Cause Merlin absolutely loves my friends puppy, Tiki. She's a maltese mix about 10-11 weeks old. As rough a player as Merl can be, his gentleness really amazes me. :heartbeat


----------



## Oaklys Dad (Dec 28, 2005)

Merlin is a saint to put up with those puppy antics. They both look like they had a blast wrestling.


----------



## AndyFarmer (Jul 9, 2007)

Merlin was soo good with Tiki! That's a great video. He was such a gentleman  you DO need a puppy!


----------



## Merlins mom (Jun 20, 2007)

AndyFarmer said:


> Merlin was soo good with Tiki!
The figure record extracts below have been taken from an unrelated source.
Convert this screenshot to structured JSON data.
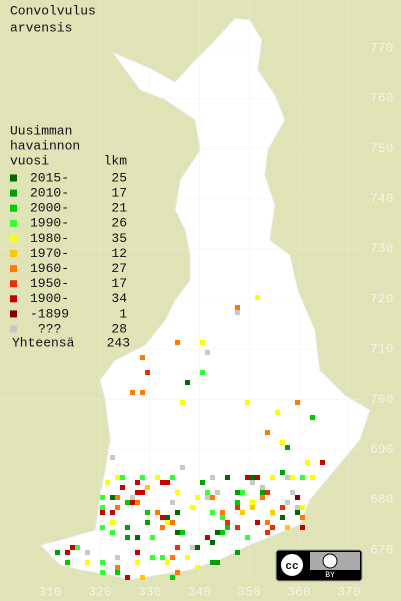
{
  "title": [
    "Convolvulus",
    "arvensis"
  ],
  "legend": {
    "heading": [
      "Uusimman",
      "havainnon",
      "vuosi"
    ],
    "count_heading": "lkm",
    "rows": [
      {
        "label": "2015-",
        "count": 25,
        "color": "#006a00"
      },
      {
        "label": "2010-",
        "count": 17,
        "color": "#00a000"
      },
      {
        "label": "2000-",
        "count": 21,
        "color": "#00cc00"
      },
      {
        "label": "1990-",
        "count": 26,
        "color": "#33ff33"
      },
      {
        "label": "1980-",
        "count": 35,
        "color": "#ffff00"
      },
      {
        "label": "1970-",
        "count": 12,
        "color": "#ffc800"
      },
      {
        "label": "1960-",
        "count": 27,
        "color": "#ff7a00"
      },
      {
        "label": "1950-",
        "count": 17,
        "color": "#e83000"
      },
      {
        "label": "1900-",
        "count": 34,
        "color": "#c80000"
      },
      {
        "label": "-1899",
        "count": 1,
        "color": "#800000"
      },
      {
        "label": "???",
        "count": 28,
        "color": "#c8c8c8"
      }
    ],
    "total_label": "Yhteensä",
    "total": 243
  },
  "y_labels": [
    770,
    760,
    750,
    740,
    730,
    720,
    710,
    700,
    690,
    680,
    670
  ],
  "x_labels": [
    310,
    320,
    330,
    340,
    350,
    360,
    370
  ],
  "badge": [
    "cc",
    "BY"
  ]
}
That's a great video. He was such a gentleman  you DO need a puppy!


I swear, after watching him play with her for the last 3 weeks I'm really considering it! But then I remember I said I was never going to get another puppy. :doh: Merlin was a lot of work and he was a good pup! LOL! How soon we begin to forget (or block out) the trials of puppyhood. :bowl:


----------



## BeauShel (May 20, 2007)

He does need his own little dog. I think that maybe you should find a young pup that is already potty trained for Merlin. LOL


----------



## spruce (Mar 13, 2008)

BeauShel said:


> He does need his own little dog. I think that maybe you should find a young pup that is already potty trained for Merlin. LOL


I second this. Best thing we did for 7 y/o Sadie was bring her a 6 mo/o pup


----------



## Heidi36oh (Feb 27, 2007)

Too cute, I agree find one that's already potty trained but still young, he would love it.


----------



## Maggies mom (Jan 6, 2006)

That was great ...I agree Merlin needs a buddy...... the puppy learns from others..... 2 are better than 1.....


----------



## Lady Di (Feb 22, 2008)

Merlin was so good with the pup. I can't get over how gentle he was with her.


----------



## Merlins mom (Jun 20, 2007)

Maggies mom said:


> That was great ...I agree Merlin needs a buddy...... the puppy learns from others..... 2 are better than 1.....


you guys are so bad! LOLOLOL!!!!! :wavey:


----------



## BillGunnerandGeorge (Aug 28, 2008)

Looks like they had fun!


----------



## LibertyME (Jan 6, 2007)

What a gentle (very, very tolerant) soul....


----------



## TheHooch (May 9, 2007)

What a grat video. I think another puppy is in order.


----------